Search code examples
xmllinuxbashsvnfedora

Filtering svn ls --xml for recently modified files without an XML parser


I am extremely new to Linux and Bash Scripting and I am struggling a little bit on getting started with it. I have a list of elements in XML, and I would like to only select a few of them. Based on the element with the latest year and latest month (last changed), I want to select by name only those that got changed the last 4 months. Basically I want a list of names of elements used in the last 4 months. I am using svn ls --xml to spit the data out in xml and I am trying to pipe it to grep to do the above. I can't use an xml parser as that would require me to install it in every system the script will be running on. Here are two of such xml entries:

<entry
   kind="directory">
<name>foo</name>
<commit
   revision="69">
<author>myself</author>
<date>2016-05-13T00:21:59.396753Z</date>
</commit>
</entry>
<entry
   kind="directory">
<name>bar</name>
<commit
   revision="666">
<author>myself</author>
<date>2013-04-04T01:56:54.484359Z</date>
</commit>
</entry>
</list>
</lists>

Solution

  • Horrible, no-good, very-bad answer you asked for

    Assuming (and it's an assumption absolutely not guaranteed to hold in future releases) that the formatting of this output will remain constant in the future (in ways beyond the well-formedness guarantees provided by the XML specification), and that your filenames will never contain characters that need to be escaped in XML:

    date_re='^<date>(.*)</date>$'
    name_re='^<name>(.*)</name>$'
    end_re='^</entry>$'
    
    limit=$(date -d 'now - 4 months' '+%Y-%m-%dT%H:%M:%S') || exit
    
    date=; name=
    while read -r line; do
      [[ $line =~ $date_re ]] && date=${BASH_REMATCH[1]}
      [[ $line =~ $name_re ]] && name=${BASH_REMATCH[1]}
      [[ $line =~ $end_re && $date && $name ]] && [[ $date > $limit ]] && {
        printf '%s\t%q\n' "$date" "$name"
        date=; name=
      }
    done < <(svn ls --xml) | sort -r
    

    The output of this will be a stream that looks something like (for your input):

    2016-05-13T00:21:59.396753Z foo
    

    Note that this will behave badly if your filenames are at all interesting. Expect &gt;, &amp;, and similar in your output, whereas the actual filenames contain >, & or the like. It will also cease to work if future versions of SVN add attributes to these XML tags, which they're entirely allowed to do. Don't do this.


    The Right Thing

    ...to get the four newest files:

    xmlstarlet sel -t -m '//entry' -v './commit/date' -o $'\t' -v './name' -n \
      | sort -r \
      | head -n 4
    

    ...now, this is unambiguous only if we assume that Subversion can't store filenames with literal newlines. Fortunately, this is a rule it enforces in practice; thus, everything past the first tab character in this output stream can be safely interpreted as a filesystem component.

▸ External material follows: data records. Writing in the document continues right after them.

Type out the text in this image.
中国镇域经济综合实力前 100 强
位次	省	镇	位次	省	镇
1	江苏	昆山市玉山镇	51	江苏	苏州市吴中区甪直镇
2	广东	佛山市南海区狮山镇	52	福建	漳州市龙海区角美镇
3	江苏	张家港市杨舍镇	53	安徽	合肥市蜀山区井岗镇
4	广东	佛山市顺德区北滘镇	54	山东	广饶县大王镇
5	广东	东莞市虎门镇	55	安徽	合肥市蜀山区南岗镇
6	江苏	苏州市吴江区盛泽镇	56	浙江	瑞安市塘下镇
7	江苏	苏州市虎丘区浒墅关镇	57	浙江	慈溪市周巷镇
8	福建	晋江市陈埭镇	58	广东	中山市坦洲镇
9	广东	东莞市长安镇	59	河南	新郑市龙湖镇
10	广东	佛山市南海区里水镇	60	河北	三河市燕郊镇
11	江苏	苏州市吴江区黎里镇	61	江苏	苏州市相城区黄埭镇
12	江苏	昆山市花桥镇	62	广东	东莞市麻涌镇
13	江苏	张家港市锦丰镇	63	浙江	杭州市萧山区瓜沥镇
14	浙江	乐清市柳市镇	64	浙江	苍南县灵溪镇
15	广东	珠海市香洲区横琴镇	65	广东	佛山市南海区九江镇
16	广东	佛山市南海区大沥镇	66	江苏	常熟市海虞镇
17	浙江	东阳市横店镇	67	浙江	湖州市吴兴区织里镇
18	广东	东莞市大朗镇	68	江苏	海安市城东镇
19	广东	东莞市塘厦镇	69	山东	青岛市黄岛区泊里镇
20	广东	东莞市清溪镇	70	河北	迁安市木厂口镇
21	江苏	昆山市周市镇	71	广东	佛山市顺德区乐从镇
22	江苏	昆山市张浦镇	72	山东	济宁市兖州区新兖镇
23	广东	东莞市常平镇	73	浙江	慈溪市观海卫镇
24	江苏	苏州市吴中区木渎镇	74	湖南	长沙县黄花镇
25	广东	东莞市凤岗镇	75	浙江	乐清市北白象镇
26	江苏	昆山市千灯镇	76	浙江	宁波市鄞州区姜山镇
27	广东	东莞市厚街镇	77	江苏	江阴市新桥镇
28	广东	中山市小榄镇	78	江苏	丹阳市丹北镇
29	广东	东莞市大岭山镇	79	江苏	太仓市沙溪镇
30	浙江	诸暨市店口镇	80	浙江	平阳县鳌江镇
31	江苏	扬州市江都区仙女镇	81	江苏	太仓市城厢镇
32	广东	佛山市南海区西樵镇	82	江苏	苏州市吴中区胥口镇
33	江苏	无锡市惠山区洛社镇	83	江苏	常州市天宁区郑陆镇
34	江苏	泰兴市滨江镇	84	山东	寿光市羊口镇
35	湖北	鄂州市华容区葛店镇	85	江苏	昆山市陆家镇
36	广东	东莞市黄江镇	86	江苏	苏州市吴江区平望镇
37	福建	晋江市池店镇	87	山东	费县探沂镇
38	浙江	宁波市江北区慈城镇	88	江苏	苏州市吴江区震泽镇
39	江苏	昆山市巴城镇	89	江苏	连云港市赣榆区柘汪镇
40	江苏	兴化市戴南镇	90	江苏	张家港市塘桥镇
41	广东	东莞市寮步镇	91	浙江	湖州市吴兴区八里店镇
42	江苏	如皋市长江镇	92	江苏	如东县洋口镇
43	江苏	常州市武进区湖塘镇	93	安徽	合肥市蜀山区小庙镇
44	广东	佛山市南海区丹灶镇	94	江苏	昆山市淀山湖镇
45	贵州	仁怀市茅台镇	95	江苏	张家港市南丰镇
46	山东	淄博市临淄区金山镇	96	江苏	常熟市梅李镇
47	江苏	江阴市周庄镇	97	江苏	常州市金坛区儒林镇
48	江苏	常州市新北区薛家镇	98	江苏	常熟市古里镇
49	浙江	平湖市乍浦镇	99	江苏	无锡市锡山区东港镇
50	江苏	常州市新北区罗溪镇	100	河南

    The Right Thing, Portably

    The above xmlstarlet command is precisely equivalent to using xsltproc to apply the following template:

    <?xml version="1.0"?>
    <xsl:stylesheet xmlns:xsl="http://www.w3.org/1999/XSL/Transform" xmlns:exslt="http://exslt.org/common" version="1.0" extension-element-prefixes="exslt">
      <xsl:output omit-xml-declaration="yes" indent="no"/>
      <xsl:template match="/">
        <xsl:for-each select="//entry">
          <xsl:call-template name="value-of-template">
            <xsl:with-param name="select" select="./commit/date"/>
          </xsl:call-template>
          <xsl:text>        </xsl:text>
          <xsl:call-template name="value-of-template">
            <xsl:with-param name="select" select="./name"/>
          </xsl:call-template>
          <xsl:value-of select="'&#10;'"/>
        </xsl:for-each>
      </xsl:template>
      <xsl:template name="value-of-template">
        <xsl:param name="select"/>
        <xsl:value-of select="$select"/>
        <xsl:for-each select="exslt:node-set($select)[position()&gt;1]">
          <xsl:value-of select="'&#10;'"/>
          <xsl:value-of select="."/>
        </xsl:for-each>
      </xsl:template>
    </xsl:stylesheet>
    

    If this is saved as names-and-dates.xslt, then:

    xsltproc names-and-dates.xslt - < <(svn ls --xml) | sort -r | head
    

    ...will apply it accordingly.


    Footnote: Applying a date cutoff

    Replace head with awk -v min_date=$(date -d 'now - 4 months' '+%Y-%m-%dT%H:%M:%S') '($1 < min_date) { exit } { print }' in the above if you want to enforce a date cutoff rather than taking the last-N approach of head, as preferred.

    If you want to take four months relative to the first entry, rather than relative to the current date, you could instead pipe the results through the following:

    {
       read -r date name
       min_date=$(date -d "$date - 4 months" '+%Y-%m-%dT%H:%M:%S')
       printf '%s\t%s\n' "$date" "$name"
       while read -r date name; do
         [[ $date > $min_date ]] || break
         printf '%s\t%s\n' "$date" "$name"
       done
    }
    

    Note that this assumes GNU date; adjusting for portability to non-GNU platforms is left as an exercise to the reader.